Ce goût de la magnificence inspire également les gouvernements civils qui y voient l'occasion d'asseoir leur pouvoir et leur prestige. En Europe centrale, il faut attendre 1650 et la fin d'une longue période de guerre pour voir l'épanouissement du baroque. En Angleterre, la révolution et l'austérité qui l'accompagne ralentissent à la même époque son expansion. De l'Espagne et du Portugal, où il s'épanouit, le baroque gagne les colonies d'Amérique du Sud. Quant à la France, sa volonté de s'émanciper de l'influence italienne et sa tendance au rationalisme la conduisent à imaginer une voie originale où le baroque, sans jamais disparaître complètement, se marie avec l'exigence d'ordre et de mesure qui caractérise le classicisme.

Le contexte français

On peut distinguer schématiquement trois moments dans l'histoire du XVIIème siècle français :

* De 1598 à 1630, à la fin du règne d'Henri IV (1598-1610), puis sous la régence de Marie de Médicis et durant la première partie du règne de Louis XIII (1610-1630), c'est le temps de l'instabilité. La remise en ordre du pays est longue et difficile. Le conflit religieux, qui continue à couver sous la cendre, est sans cesse prêt à se rallumer. Malgré la promulgation de l'édit de Nantes en 1598 qui autorise la liberté de conscience et de culte en France, le fanatisme religieux existe toujours (le fanatique Ravaillac assassine Henri IV en 1610), et les tensions entre catholiques et protestants perdurent (en 1621, Montauban la protestante est assiégée par les troupes du roi ; La Rochelle subit le même sort en 1627).
* Les années 1630-1661, à la fin du règne de Louis XIII (1630-1643) et sous la régence d'Anne d'Autriche (1643-1661) voient la persistance des troubles. Des conspirations de nobles se multiplient pour faire chuter le roi (celle, par exemple, du duc de Montmorency et de Gaston d'Orléans, propre frère du roy, en 1632). Mais à partir de 1630, grâce à la consolidation du pouvoir du ministre Richelieu, la situation, malgré de nombreux soubresauts, commence à se rétablir. L'autorité de l'État tend à s'affirmer. Après la mort de Richelieu en 1642, son action sera poursuivie par Mazarin ; elle s'exercera entre autres contre les bourgeois et les nobles qui se révoltent au cours de deux frondes (1648 et 1649). Une aspiration à la raison et une recherche de la perfection cautionnée par la vérité se développent en particulier dans les œuvres de René Descartes (1596-1650) et de Blaise Pascal (1623-1662).

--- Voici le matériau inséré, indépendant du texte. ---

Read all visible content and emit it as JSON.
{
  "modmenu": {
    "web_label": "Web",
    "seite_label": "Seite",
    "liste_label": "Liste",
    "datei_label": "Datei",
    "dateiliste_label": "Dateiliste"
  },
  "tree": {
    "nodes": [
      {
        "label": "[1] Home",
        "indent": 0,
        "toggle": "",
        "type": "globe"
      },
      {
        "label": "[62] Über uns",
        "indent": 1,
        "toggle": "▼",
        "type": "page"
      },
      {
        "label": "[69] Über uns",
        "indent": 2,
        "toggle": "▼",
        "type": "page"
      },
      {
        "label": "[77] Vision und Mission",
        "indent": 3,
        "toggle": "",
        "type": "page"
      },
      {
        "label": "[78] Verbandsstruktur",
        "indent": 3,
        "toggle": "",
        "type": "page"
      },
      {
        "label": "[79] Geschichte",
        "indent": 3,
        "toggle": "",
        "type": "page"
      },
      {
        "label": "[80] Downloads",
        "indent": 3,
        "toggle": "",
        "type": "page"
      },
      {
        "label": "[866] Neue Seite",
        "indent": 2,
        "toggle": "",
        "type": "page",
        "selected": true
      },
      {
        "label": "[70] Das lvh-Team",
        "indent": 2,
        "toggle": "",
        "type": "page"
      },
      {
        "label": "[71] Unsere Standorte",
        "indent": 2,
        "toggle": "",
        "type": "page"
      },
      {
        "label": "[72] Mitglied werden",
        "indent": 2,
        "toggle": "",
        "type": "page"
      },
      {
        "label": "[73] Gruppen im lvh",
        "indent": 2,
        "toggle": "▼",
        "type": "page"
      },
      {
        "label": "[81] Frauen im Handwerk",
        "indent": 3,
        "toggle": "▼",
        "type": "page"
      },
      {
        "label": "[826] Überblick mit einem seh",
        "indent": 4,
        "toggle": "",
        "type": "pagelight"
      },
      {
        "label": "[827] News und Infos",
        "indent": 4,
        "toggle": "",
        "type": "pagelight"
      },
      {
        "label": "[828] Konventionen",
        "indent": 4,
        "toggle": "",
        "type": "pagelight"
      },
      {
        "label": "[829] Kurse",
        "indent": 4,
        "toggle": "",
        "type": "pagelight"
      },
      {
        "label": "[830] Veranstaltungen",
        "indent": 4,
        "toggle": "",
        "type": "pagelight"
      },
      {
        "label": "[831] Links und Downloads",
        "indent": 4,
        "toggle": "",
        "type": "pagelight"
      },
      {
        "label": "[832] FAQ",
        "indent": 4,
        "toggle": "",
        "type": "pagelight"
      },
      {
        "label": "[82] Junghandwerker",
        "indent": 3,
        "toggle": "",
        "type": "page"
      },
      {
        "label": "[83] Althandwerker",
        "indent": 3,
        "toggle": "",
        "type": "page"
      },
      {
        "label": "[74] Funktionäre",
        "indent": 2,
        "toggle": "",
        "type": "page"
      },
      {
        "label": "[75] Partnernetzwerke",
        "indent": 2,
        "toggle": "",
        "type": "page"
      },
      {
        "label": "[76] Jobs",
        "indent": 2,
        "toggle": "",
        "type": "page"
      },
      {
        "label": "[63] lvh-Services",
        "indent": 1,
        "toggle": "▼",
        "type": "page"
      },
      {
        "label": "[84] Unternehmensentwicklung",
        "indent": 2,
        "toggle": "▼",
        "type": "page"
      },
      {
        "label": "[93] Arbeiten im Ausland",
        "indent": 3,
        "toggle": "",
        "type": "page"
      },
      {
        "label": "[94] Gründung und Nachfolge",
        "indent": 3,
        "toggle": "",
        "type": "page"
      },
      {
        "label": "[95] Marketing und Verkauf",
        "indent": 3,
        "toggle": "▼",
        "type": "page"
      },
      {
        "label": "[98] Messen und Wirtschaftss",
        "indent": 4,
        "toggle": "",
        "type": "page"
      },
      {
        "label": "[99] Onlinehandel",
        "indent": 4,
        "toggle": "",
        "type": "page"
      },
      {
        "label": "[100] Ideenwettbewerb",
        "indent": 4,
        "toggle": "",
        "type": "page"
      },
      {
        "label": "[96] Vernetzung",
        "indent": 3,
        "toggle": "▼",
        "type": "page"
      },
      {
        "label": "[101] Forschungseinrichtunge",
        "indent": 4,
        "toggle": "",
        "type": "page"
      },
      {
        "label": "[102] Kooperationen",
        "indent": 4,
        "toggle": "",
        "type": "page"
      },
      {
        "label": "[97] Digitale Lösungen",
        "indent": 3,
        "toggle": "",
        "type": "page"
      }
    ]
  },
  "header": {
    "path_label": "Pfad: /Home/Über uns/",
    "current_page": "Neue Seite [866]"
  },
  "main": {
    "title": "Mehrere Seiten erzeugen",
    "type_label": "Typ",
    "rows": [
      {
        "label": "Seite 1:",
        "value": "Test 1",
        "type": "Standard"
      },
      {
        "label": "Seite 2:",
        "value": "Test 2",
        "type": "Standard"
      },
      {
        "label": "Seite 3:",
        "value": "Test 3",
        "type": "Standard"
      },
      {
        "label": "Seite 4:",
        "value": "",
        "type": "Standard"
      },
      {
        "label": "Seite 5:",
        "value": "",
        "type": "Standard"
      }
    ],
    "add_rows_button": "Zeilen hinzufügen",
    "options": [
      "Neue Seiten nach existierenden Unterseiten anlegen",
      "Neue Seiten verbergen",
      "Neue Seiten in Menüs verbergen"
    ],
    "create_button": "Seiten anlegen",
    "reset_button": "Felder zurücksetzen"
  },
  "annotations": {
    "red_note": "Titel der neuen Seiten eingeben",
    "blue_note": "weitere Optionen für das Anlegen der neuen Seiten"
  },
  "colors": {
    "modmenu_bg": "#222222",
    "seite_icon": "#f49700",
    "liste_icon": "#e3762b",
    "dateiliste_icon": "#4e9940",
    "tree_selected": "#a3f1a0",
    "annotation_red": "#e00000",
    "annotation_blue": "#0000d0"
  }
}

* De 1661 à 1685, se construit la monarchie absolue. Louis XIV, après la mort de Mazarin (1661), gouverne par lui-même et élabore un système fondé sur l'ordre et la concentration des pouvoirs. C'est alors que fleurit toute une génération d'écrivains (Molière, Racine, Madame de La Fayette , Boileau, etc.) qui, sous leur diversité, ont en commun le goût pour une littérature tempérée, équilibrée, reposant sur des règles précises de construction. C'est le triomphe des normes, l'affirmation de ce qu'on appelle le classicisme.